Michael Avenatti Trolls Donald Trump Over 'Birther Issue' With McDonald's Tweet

Adult film actress Stormy Daniels's lawyer, Michael Avenatti, took a dig at President Donald Trump on Tuesday by sharing his own "birther issue."

Avenatti, who hasn't been shy about his criticism of Trump, explained that when he was 15 years old he wanted to work at the local McDonald's. However, he couldn't get a job there because they required employees to be at least 16 years old. So, the future lawyer claimed he doctored his birth certificate by changing the birth year.

"I know it is only a matter of time before Trump discovers my 'birther issue,' so I thought I should come clean now," his tweet concluded. "I'm sorry."

Avenatti was born in California but attended high school in St. Louis, Missouri. He rose to prominence after being hired by Daniels to represent her in a lawsuit filed against Trump's attorney, Michael Cohen, over a non-disclosure agreement. Daniels was allegedly paid $130,000 to remain quiet about an affair she had with Trump shortly after first lady Melania Trump gave birth to their son, Barron. Daniels argued the non-disclosure agreement isn't valid and filed a lawsuit to void it.

Daniels later filed a second lawsuit against Trump for defamation after the president called a composite sketch of a man who allegedly threatened Daniels in a parking lot a "total con job."

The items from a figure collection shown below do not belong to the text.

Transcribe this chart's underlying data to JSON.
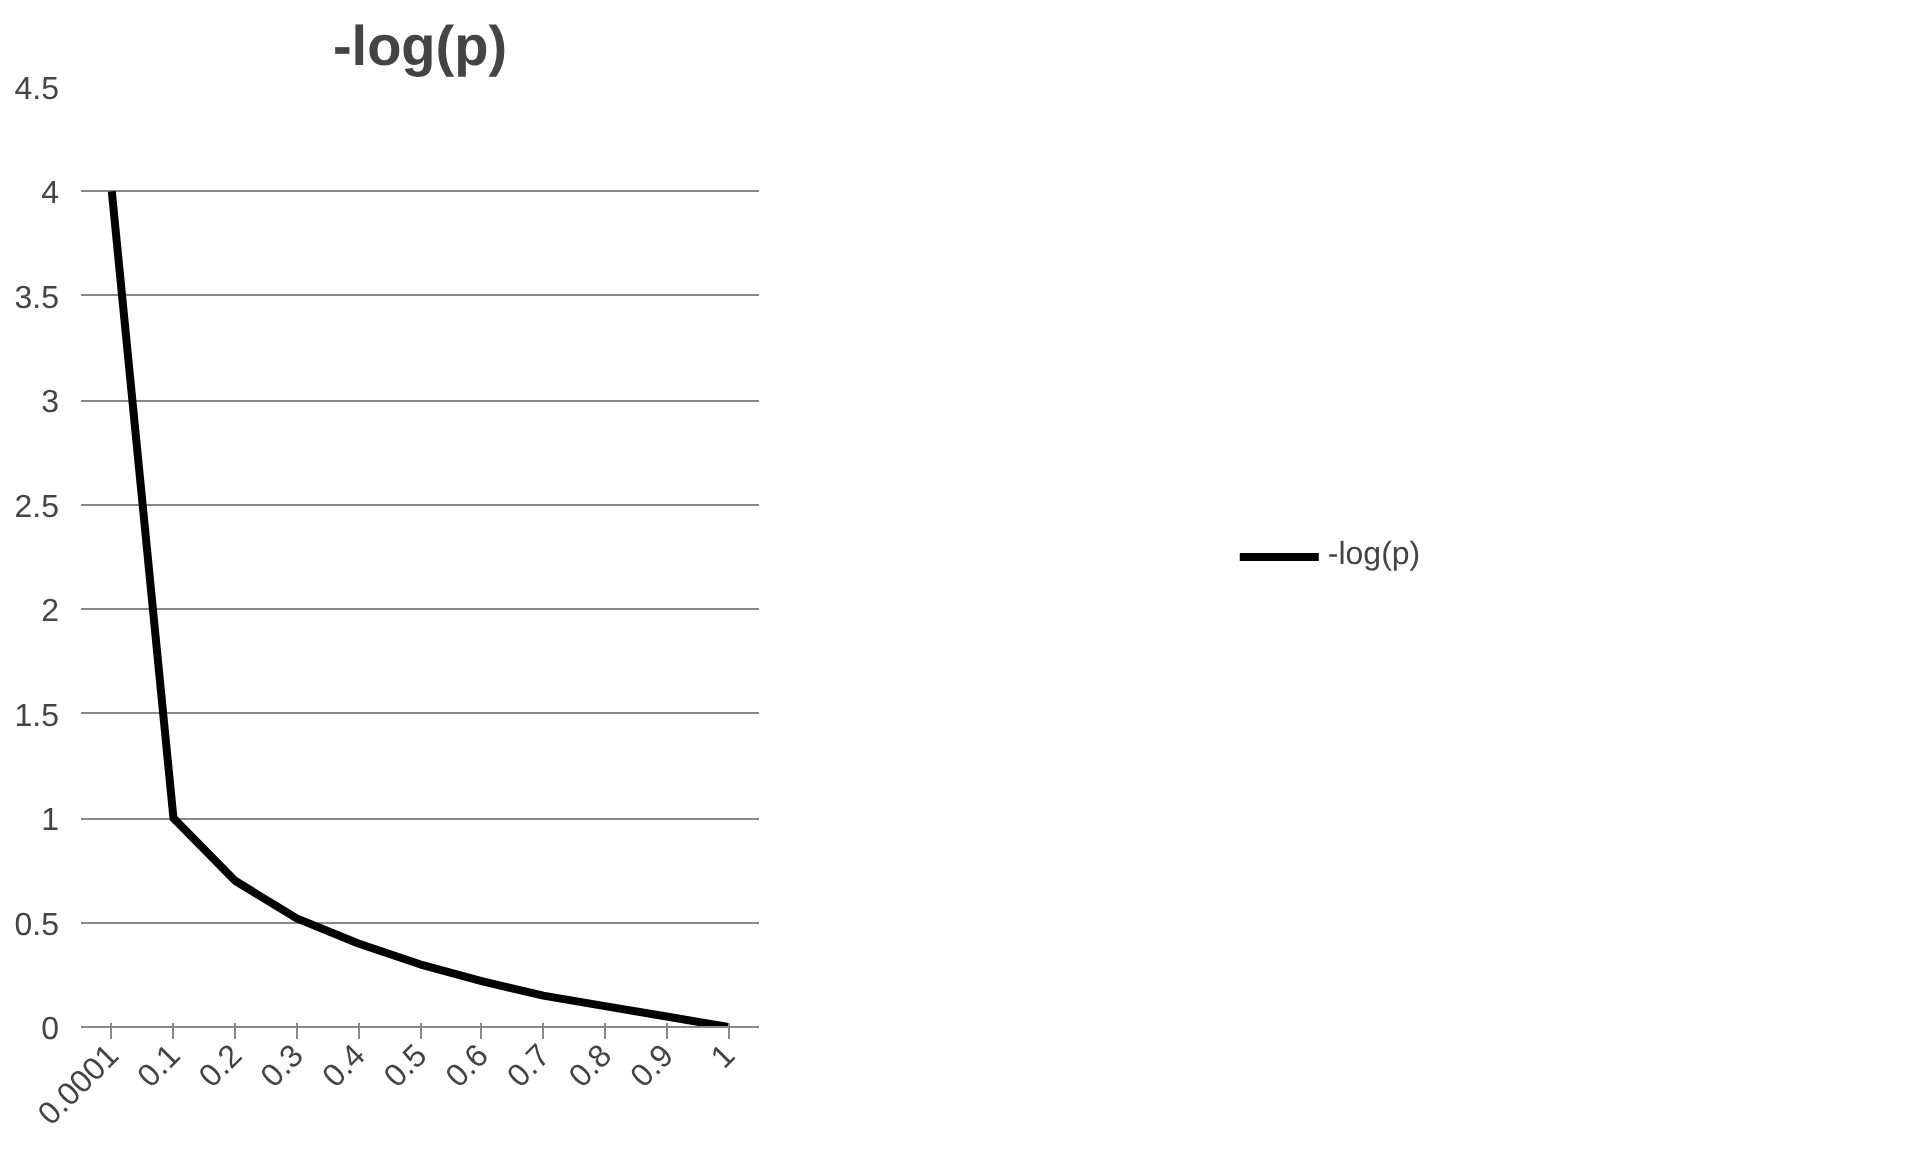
{
  "chart_data": {
    "type": "line",
    "title": "-log(p)",
    "categories": [
      "0.0001",
      "0.1",
      "0.2",
      "0.3",
      "0.4",
      "0.5",
      "0.6",
      "0.7",
      "0.8",
      "0.9",
      "1"
    ],
    "series": [
      {
        "name": "-log(p)",
        "color": "#000000",
        "values": [
          4,
          1,
          0.7,
          0.52,
          0.4,
          0.3,
          0.22,
          0.15,
          0.1,
          0.05,
          0
        ]
      }
    ],
    "ylim": [
      0,
      4.5
    ],
    "yticks": [
      0,
      0.5,
      1,
      1.5,
      2,
      2.5,
      3,
      3.5,
      4,
      4.5
    ],
    "grid": "y",
    "legend": "right",
    "marker": "none",
    "line_style": "solid"
  }
}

Avenatti has become a regular critic of the president with regard to both his policies and Daniels' case and tweeted that officials from the White House refusing to appear with him publicly to discuss the facts of the case should "tell you everything you need to know."

Attorney Michael Avenatti participates in a city-sponsored panel discussion on July 26, 2018, in West Hollywood, California. On Tuesday, Avenatti tweeted that he doctored his birth certificate so he could work at McDonald's. David McNew/Getty Images

The lawyer's Tuesday dig at the president was a clear nod to Trump's previous comments about former President Barack Obama's birth certificate and claims that he wasn't born in the United States. During the 2011 White House Correspondents' Dinner, Obama used his moment at the microphone to address the theory that was peddled by Trump, who was in the audience.

"No one is happier, no one is prouder to put this birth certificate matter to rest than the Donald," Obama said. "That's because he can finally get back to focusing on the issues that matter, like: Did we fake the moon landing? What really happened in Roswell? And where are Biggie and Tupac?"

In September 2016, Trump acknowledged that the former president was indeed born in America and blamed former Secretary of State Hillary Clinton's 2008 presidential campaign for creating the conspiracy theory.

"President Barack Obama was born in the United States. Period," Trump said during a news conference.

Although some of her supporters circulated rumors about Obama's birthplace, Politico pointed out that neither Clinton nor her campaign ever made the claim. Instead, Politico credited Illinois political candidate Andy Martin, although he disavowed the movement, himself.

Avenatti later added to his tweet about his birth certificate and tweeted, "And just to be clear, the McDonalds was in St. Louis, not Kenya."